Rethinking report cards
Linking report cards to state standards is the newest report card trend. Here's why schools are doing it and what you can expect if your school makes the change.
What should I do if my child's school is switching to a standards-based report card?
Ask lots of questions! If there is anything about the report card that you don't understand or that is confusing, ask your child's teacher to explain. If you are not sure if your child is doing well, ask the teacher to explain the system. For example, if your child is not proficient in some skills, ask his teacher if you should be concerned about his progress. Is he on track to be proficient by the end of the year?
Be sure you find out whether your child is completing assignments and developing good work habits. That may not be clearly indicated on the report card. Because the academic marks on a standards-based report card usually do not reflect a child's effort, attitude or work habits, it is important for parents to be sure they have a complete picture of their child's learning. Some children may be able to show mastery of the standards in the lower grades without good work habits, but that will get more difficult as they progress through the grades. If there is a problem with attitude, effort or study skills, parents need to be able to intervene as early as possible.
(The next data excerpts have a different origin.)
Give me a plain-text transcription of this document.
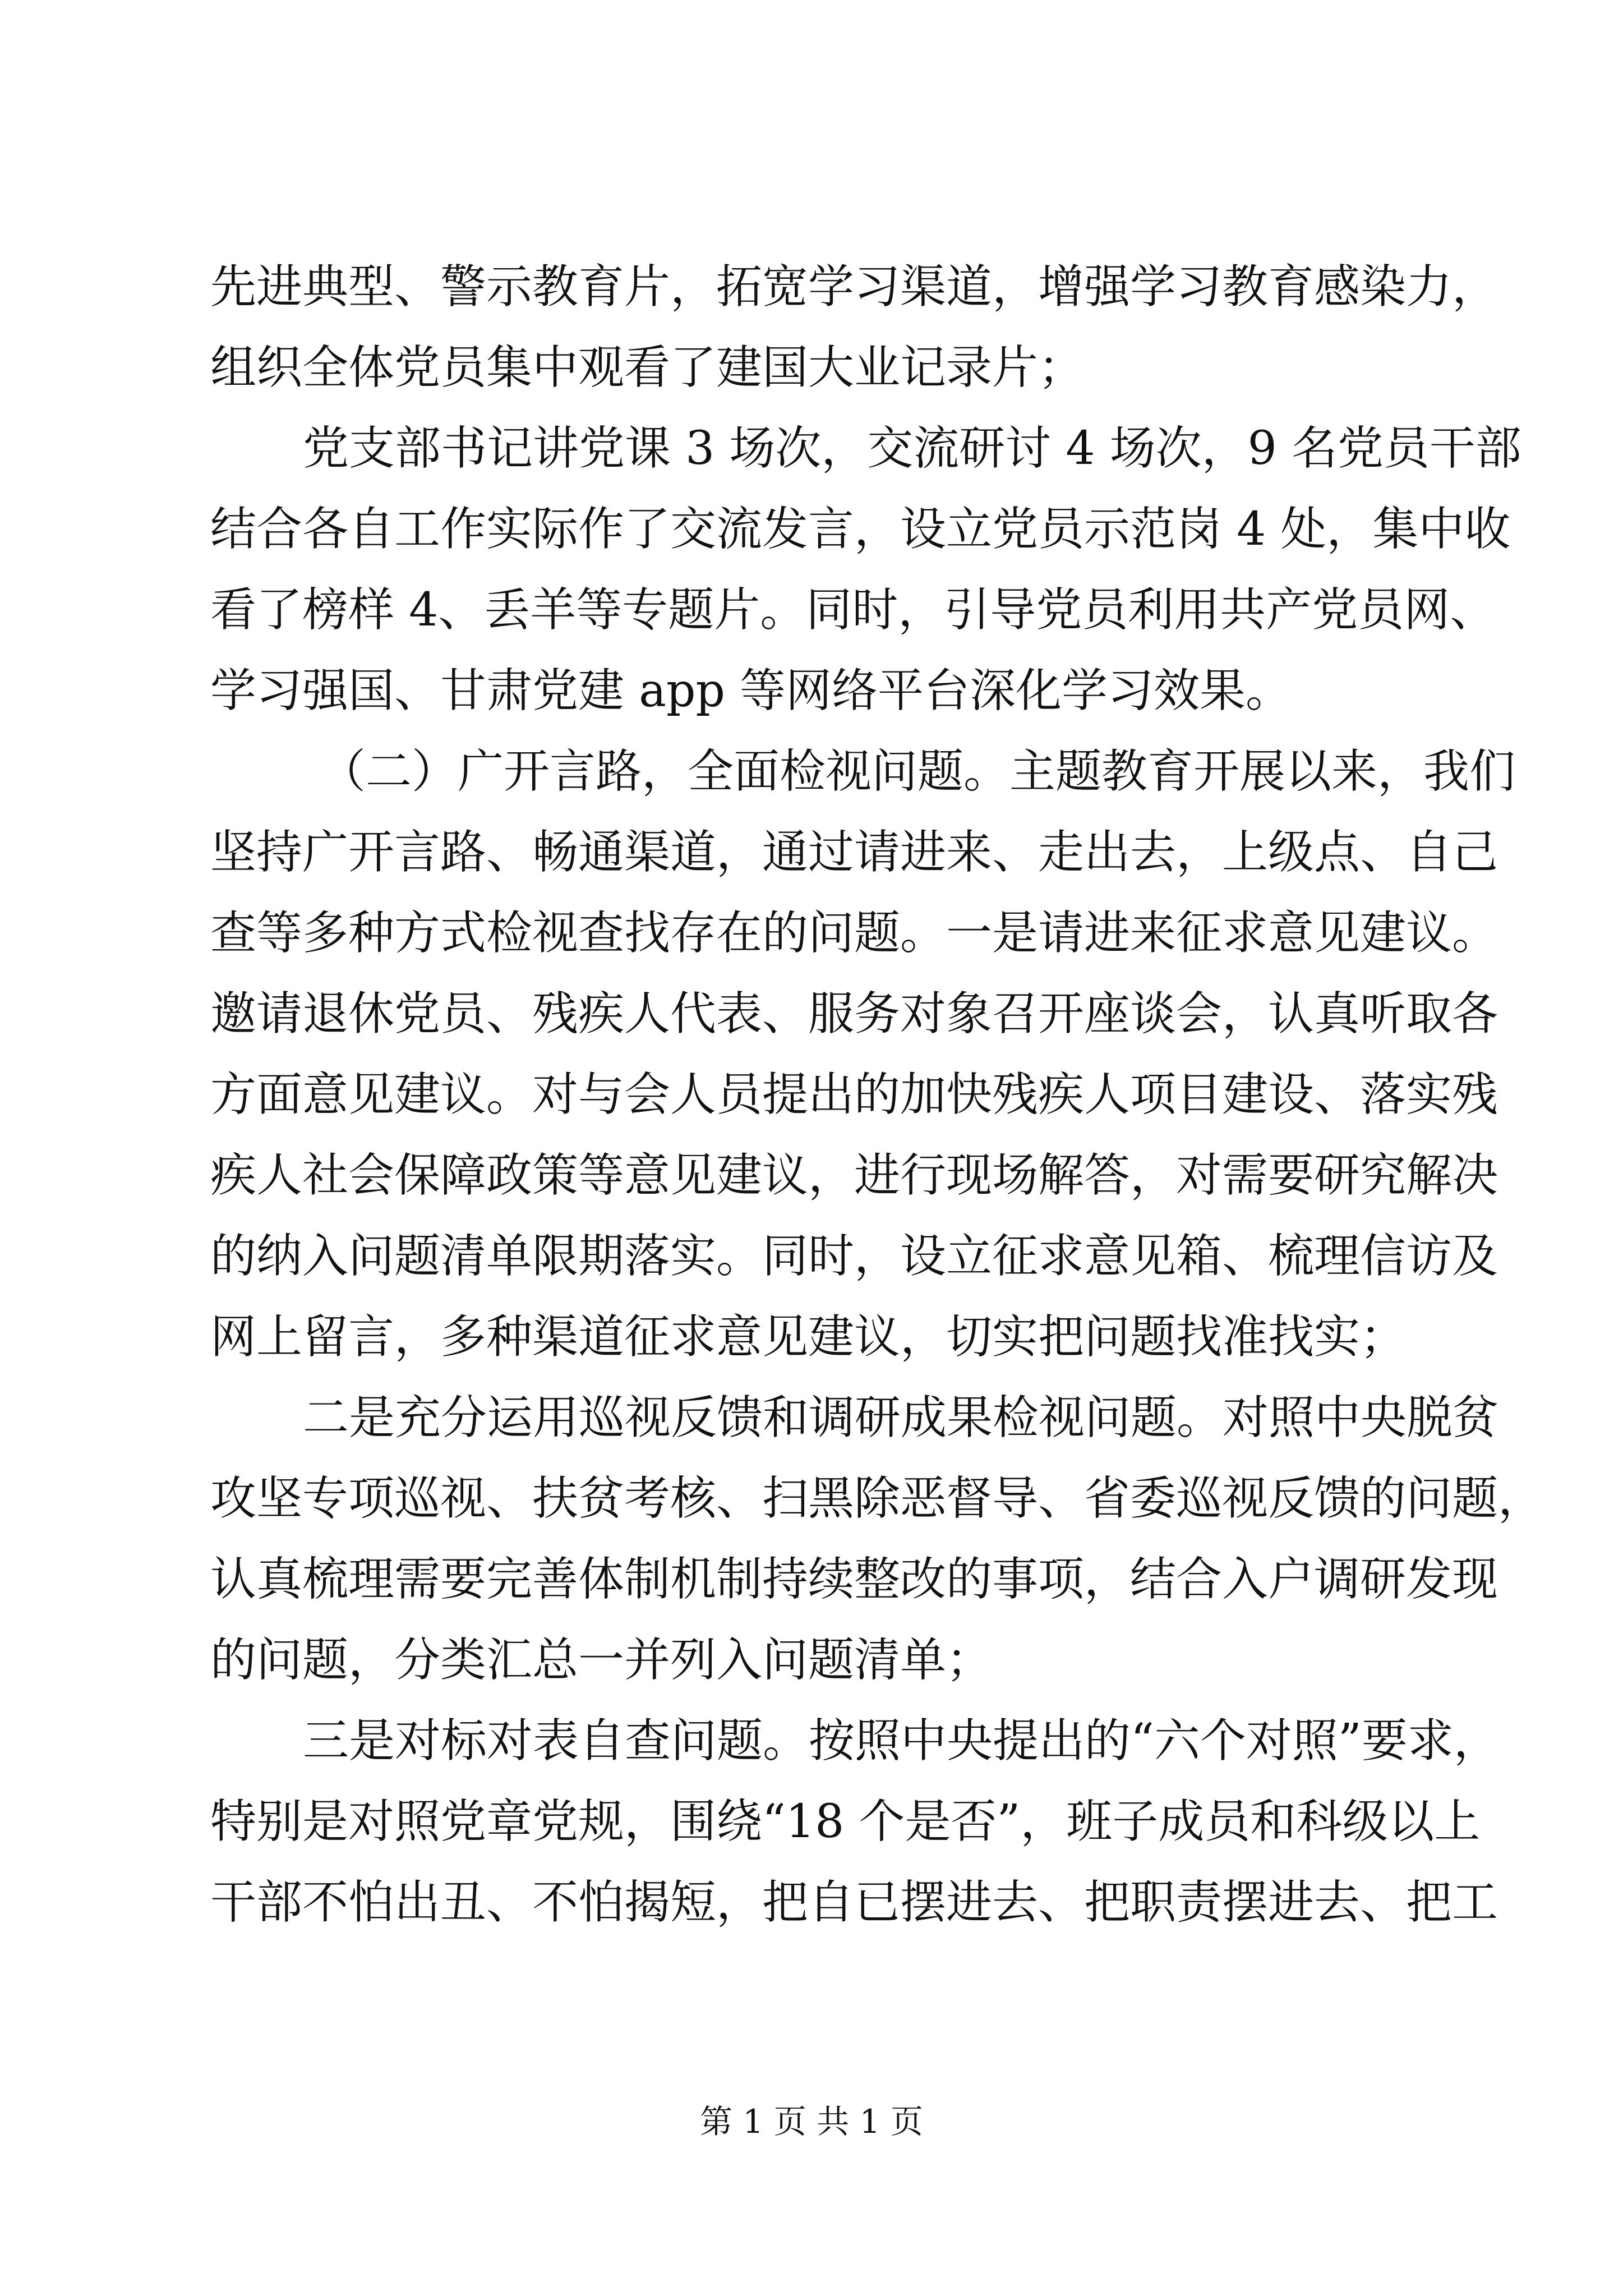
先进典型、警示教育片，拓宽学习渠道，增强学习教育感染力，
组织全体党员集中观看了建国大业记录片；
党支部书记讲党课 3 场次，交流研讨 4 场次，9 名党员干部
结合各自工作实际作了交流发言，设立党员示范岗 4 处，集中收
看了榜样 4、丢羊等专题片。同时，引导党员利用共产党员网、
学习强国、甘肃党建 app 等网络平台深化学习效果。
（二）广开言路，全面检视问题。主题教育开展以来，我们
坚持广开言路、畅通渠道，通过请进来、走出去，上级点、自己
查等多种方式检视查找存在的问题。一是请进来征求意见建议。
邀请退休党员、残疾人代表、服务对象召开座谈会，认真听取各
方面意见建议。对与会人员提出的加快残疾人项目建设、落实残
疾人社会保障政策等意见建议，进行现场解答，对需要研究解决
的纳入问题清单限期落实。同时，设立征求意见箱、梳理信访及
网上留言，多种渠道征求意见建议，切实把问题找准找实；
二是充分运用巡视反馈和调研成果检视问题。对照中央脱贫
攻坚专项巡视、扶贫考核、扫黑除恶督导、省委巡视反馈的问题，
认真梳理需要完善体制机制持续整改的事项，结合入户调研发现
的问题，分类汇总一并列入问题清单；
三是对标对表自查问题。按照中央提出的“六个对照”要求，
特别是对照党章党规，围绕“18 个是否”，班子成员和科级以上
干部不怕出丑、不怕揭短，把自已摆进去、把职责摆进去、把工
第 1 页 共 1 页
Take advantage of the extra information. Standards-based report cards give you more detailed information about how your child is doing in each subject. You can use this information to help your child. Choose a skill you're concerned about and ask the teacher how you can help your child with it at home. You can also ask the teacher what he can do to help your child at school.
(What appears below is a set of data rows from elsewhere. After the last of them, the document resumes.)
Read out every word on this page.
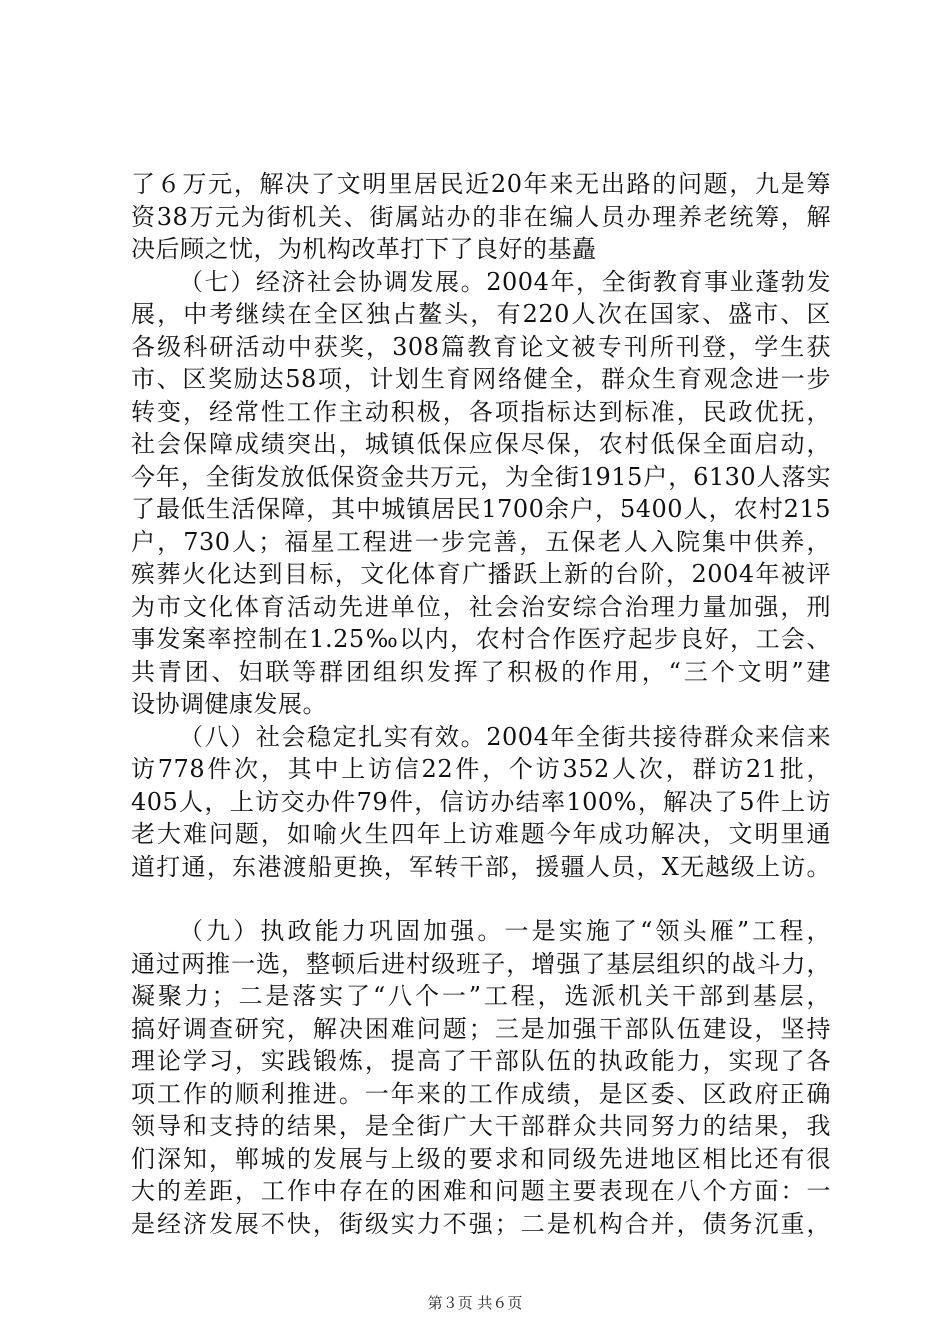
了６万元，解决了文明里居民近20年来无出路的问题，九是筹
资38万元为街机关、街属站办的非在编人员办理养老统筹，解
决后顾之忧，为机构改革打下了良好的基矗
（七）经济社会协调发展。2004年，全街教育事业蓬勃发
展，中考继续在全区独占鳌头，有220人次在国家、盛市、区
各级科研活动中获奖，308篇教育论文被专刊所刊登，学生获
市、区奖励达58项，计划生育网络健全，群众生育观念进一步
转变，经常性工作主动积极，各项指标达到标准，民政优抚，
社会保障成绩突出，城镇低保应保尽保，农村低保全面启动，
今年，全街发放低保资金共万元，为全街1915户，6130人落实
了最低生活保障，其中城镇居民1700余户，5400人，农村215
户，730人；福星工程进一步完善，五保老人入院集中供养，
殡葬火化达到目标，文化体育广播跃上新的台阶，2004年被评
为市文化体育活动先进单位，社会治安综合治理力量加强，刑
事发案率控制在1.25‰以内，农村合作医疗起步良好，工会、
共青团、妇联等群团组织发挥了积极的作用，“三个文明”建
设协调健康发展。
（八）社会稳定扎实有效。2004年全街共接待群众来信来
访778件次，其中上访信22件，个访352人次，群访21批，
405人，上访交办件79件，信访办结率100%，解决了5件上访
老大难问题，如喻火生四年上访难题今年成功解决，文明里通
道打通，东港渡船更换，军转干部，援疆人员，X无越级上访。
（九）执政能力巩固加强。一是实施了“领头雁”工程，
通过两推一选，整顿后进村级班子，增强了基层组织的战斗力，
凝聚力；二是落实了“八个一”工程，选派机关干部到基层，
搞好调查研究，解决困难问题；三是加强干部队伍建设，坚持
理论学习，实践锻炼，提高了干部队伍的执政能力，实现了各
项工作的顺利推进。一年来的工作成绩，是区委、区政府正确
领导和支持的结果，是全街广大干部群众共同努力的结果，我
们深知，郸城的发展与上级的要求和同级先进地区相比还有很
大的差距，工作中存在的困难和问题主要表现在八个方面：一
是经济发展不快，街级实力不强；二是机构合并，债务沉重，
第３页 共６页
Let your child's teacher and principal know what you think of the new report card. Because report cards are designed to communicate with parents, they need to be easy to understand and helpful to parents. If you have any suggestions or concerns about your school's report card, share them with the teacher and principal. Your comments may help improve it.
By GreatSchools Staff
Did your grandparents give you a dollar for each A on your report card? Did you spend your high school years hoping you would squeak by with C's in important classes? Did you ever see the dreaded F on a paper, test or your report card?
For a growing number of today's elementary school students, those days are gone. They may not see letter grades on their report cards until middle school or later. As the No Child Left Behind law pushes schools and educators across the country to center their teaching on content and learning standards, report cards are beginning to look different, too. From Nashville, Tennessee to Marlborough, Massachusetts and Honolulu, Hawaii, schools are pairing standards-based report cards with their standards-based teaching, and parents are getting more information about their students' achievement.
What are state standards?
Every state has adopted its own list of the skills that students should learn at each grade level from kindergarten through high school. These lists are the state content and learning standards. Here are some examples:
- In Arizona, fifth-graders are expected to be able to compare whole numbers, fractions and decimals. For example, fifth-graders should be able to determine that 0.6 is larger than 1/2.
- In California, first-graders should be able to read common, irregular words like the, have, said, come, give and of.
- In Nebraska, twelfth-graders should have an understanding of the structure of the atom, and be able to describe different types of nuclear reactions.
What is a standards-based report card?
A standards-based report card lists the most important skills students should learn in each subject at a particular grade level. For example, in writing, a second-grade report card might list these skills:
- Writes in complete sentences
- Uses capital letters, periods, question marks and quotation marks correctly
- Uses the writing process (prewriting, first draft, revision, and final draft)
- Writes a friendly letter with a greeting, body and conclusion
- Knows the purpose and use of a dictionary, thesaurus and atlas
Instead of letter grades, students receive marks that show how well they have mastered the skills. The marks might show whether the student is advanced, proficient, basic or below basic for each standard or they might be numbers representing whether students meet, exceed or approach each standard. Students usually get separate marks for effort and work habits, which are important for parents to keep tabs on even if these characteristics aren't included in the assessment of the student's academic skills.
How are standards-based report cards different from traditional report cards?
On many traditional report cards, students receive one grade for reading, one for math, one for science and so on. On a standards-based report card, each of these subject areas is divided into a list of skills and knowledge that students are responsible for learning. Students receive a separate mark for each standard.
The marks on a standards-based report card are different from traditional letter grades. Letter grades are often calculated by combining how well the student met his particular teacher's expectations, how he performed on assignments and tests, and how much effort the teacher believes he put in. Letter grades do not tell parents which skills their children have mastered or whether they are working at grade level. Because one fourth-grade teacher might be reviewing basic multiplication facts, while another is teaching multiplication of two- or three-digit numbers, getting an A in each of these classes would mean very different things. The parent of a child in these classes would not know if the child were learning what he should be to meet the state standards.
Standards-based report cards should provide more consistency between teachers than traditional report cards, because all students are evaluated on the same grade-appropriate skills. Parents can see exactly which skills and knowledge their children have learned. According to Hoover Liddell, special assistant to the superintendent in the San Francisco Unified School District in California, the marks on a standards-based report card show only how well the child has mastered the grade-level standards, and do not include effort, attitude or work habits, which are usually marked separately.